On Nov 27, 2011, at 12:24 PM, Yoji Imashuku wrote:y.
In my code(C++), I use try/catch to catch exceptions, and as you say
COBYLA does not print anything.
I debugged the code to determine the reason for the exception and
found
"cobyla: rounding errors are becoming damaging."
In one case, exception occurs after 30 evaluations. So far if I use
another
initial value error does not occur so I don't think my code has a bug.

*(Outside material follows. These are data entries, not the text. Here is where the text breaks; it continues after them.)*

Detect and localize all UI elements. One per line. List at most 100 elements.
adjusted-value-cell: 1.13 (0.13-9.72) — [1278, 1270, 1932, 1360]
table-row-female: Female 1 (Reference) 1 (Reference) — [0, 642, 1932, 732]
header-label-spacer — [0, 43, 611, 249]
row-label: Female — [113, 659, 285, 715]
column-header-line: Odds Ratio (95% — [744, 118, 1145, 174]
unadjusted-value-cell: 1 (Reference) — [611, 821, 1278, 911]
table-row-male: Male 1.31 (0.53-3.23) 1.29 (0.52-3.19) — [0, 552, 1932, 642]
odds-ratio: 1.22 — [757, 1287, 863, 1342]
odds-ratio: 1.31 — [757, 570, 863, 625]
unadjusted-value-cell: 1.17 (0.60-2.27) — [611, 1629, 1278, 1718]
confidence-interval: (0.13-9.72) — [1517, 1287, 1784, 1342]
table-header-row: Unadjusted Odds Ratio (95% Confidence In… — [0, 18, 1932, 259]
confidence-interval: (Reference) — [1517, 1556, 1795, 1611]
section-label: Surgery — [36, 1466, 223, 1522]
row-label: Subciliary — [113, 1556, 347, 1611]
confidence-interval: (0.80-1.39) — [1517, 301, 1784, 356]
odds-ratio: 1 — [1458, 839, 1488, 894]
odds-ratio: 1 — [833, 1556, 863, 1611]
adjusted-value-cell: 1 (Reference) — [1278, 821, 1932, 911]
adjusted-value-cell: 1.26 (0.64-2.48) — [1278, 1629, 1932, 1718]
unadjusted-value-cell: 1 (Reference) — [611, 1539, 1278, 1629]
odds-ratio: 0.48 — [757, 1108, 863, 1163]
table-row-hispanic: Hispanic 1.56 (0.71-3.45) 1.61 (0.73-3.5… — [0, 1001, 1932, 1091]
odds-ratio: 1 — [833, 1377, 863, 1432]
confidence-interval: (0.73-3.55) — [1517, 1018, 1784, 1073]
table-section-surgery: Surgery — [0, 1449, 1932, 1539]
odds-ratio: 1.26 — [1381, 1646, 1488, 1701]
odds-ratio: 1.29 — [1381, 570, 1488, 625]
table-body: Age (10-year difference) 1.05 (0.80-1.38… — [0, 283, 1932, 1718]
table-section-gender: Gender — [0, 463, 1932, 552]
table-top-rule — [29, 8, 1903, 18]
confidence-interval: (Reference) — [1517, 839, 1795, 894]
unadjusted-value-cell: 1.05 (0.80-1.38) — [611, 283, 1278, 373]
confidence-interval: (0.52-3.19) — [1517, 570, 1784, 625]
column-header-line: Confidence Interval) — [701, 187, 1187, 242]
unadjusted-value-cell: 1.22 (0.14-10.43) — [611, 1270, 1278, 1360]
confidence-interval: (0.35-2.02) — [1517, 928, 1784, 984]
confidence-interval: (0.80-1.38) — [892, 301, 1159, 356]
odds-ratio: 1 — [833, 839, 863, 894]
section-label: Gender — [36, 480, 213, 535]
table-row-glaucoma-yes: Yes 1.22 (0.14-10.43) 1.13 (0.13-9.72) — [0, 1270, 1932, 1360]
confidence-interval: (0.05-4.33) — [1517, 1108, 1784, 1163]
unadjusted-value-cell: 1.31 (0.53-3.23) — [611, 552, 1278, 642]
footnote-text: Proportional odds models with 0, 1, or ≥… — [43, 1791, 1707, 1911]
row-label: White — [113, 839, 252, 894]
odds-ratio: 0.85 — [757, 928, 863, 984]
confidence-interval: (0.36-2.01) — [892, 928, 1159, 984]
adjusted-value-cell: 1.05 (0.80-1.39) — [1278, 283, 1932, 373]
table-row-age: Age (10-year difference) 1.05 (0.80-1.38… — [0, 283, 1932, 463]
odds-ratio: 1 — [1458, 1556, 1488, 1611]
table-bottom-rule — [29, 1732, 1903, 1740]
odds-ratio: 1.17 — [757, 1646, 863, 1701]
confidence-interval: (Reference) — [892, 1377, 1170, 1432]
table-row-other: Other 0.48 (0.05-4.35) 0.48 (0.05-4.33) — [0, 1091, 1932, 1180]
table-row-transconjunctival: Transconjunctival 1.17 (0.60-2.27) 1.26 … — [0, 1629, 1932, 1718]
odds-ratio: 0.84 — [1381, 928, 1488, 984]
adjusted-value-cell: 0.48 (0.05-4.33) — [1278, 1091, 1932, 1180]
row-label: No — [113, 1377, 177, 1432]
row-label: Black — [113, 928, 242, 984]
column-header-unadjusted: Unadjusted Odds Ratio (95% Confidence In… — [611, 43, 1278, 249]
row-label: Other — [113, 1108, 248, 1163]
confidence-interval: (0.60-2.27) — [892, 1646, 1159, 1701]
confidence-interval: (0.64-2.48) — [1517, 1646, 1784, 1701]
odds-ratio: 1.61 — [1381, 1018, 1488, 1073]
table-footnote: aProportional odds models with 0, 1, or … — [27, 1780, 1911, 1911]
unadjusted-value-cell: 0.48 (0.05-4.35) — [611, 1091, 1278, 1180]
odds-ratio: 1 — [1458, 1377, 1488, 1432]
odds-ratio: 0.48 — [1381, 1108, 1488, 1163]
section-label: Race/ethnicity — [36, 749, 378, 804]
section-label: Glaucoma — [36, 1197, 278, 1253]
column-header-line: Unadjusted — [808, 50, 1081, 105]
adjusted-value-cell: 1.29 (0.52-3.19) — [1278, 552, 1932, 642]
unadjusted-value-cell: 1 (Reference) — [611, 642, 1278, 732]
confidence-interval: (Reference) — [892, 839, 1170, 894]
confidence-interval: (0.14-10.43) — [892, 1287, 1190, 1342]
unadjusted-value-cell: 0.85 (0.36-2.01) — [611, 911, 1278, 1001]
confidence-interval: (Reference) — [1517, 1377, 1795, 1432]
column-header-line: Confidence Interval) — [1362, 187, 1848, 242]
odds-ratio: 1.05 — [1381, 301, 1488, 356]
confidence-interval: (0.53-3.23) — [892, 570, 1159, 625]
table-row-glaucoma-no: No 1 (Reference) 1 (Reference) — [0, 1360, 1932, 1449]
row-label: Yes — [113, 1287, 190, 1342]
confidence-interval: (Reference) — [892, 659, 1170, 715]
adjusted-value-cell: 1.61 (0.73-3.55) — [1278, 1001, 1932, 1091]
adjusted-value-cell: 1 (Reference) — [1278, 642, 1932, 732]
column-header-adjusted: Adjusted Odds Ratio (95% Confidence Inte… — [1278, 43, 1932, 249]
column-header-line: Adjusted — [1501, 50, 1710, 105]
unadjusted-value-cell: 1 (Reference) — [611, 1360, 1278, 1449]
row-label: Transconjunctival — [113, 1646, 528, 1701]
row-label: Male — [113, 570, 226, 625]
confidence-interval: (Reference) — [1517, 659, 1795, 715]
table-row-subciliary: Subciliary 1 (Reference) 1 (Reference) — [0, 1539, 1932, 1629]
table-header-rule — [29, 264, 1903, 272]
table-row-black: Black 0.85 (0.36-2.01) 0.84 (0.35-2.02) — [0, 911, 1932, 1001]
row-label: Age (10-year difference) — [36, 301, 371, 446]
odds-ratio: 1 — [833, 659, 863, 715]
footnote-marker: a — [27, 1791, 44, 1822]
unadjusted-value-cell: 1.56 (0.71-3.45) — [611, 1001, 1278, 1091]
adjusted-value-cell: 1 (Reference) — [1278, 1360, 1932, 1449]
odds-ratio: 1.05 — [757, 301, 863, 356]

Using try/catch does not catch memory-overrun bugs or writing to
invalid pointers.
If you look at the code that prints that statement in cobyla.c, it is:
if (*iprint >= 1) {
fprintf(stderr, "cobyla: rounding errors are becoming damaging.
\n");
}
But if you look further at the code, you will see that *iprint is
initialized to 0 (COBYLA_MSG_NONE) when cobyla(...) is called and that
*iprint is never changed. Therefore, what you describe cannot occur
unless there was a memory-overrun bug (or a compiler bug, but that is
less likely).
Memory-overrun errors can be unpredictable (google "heisenbug").
Furthermore, it does not surprise me that the particular combination
of events required to produce that particular error message depends on
the initial conditions as well as on the existence of a bug.
Google "valgrind". It is an excellent free tool that runs your code
under a simulator that catches all memory bugs of this sort.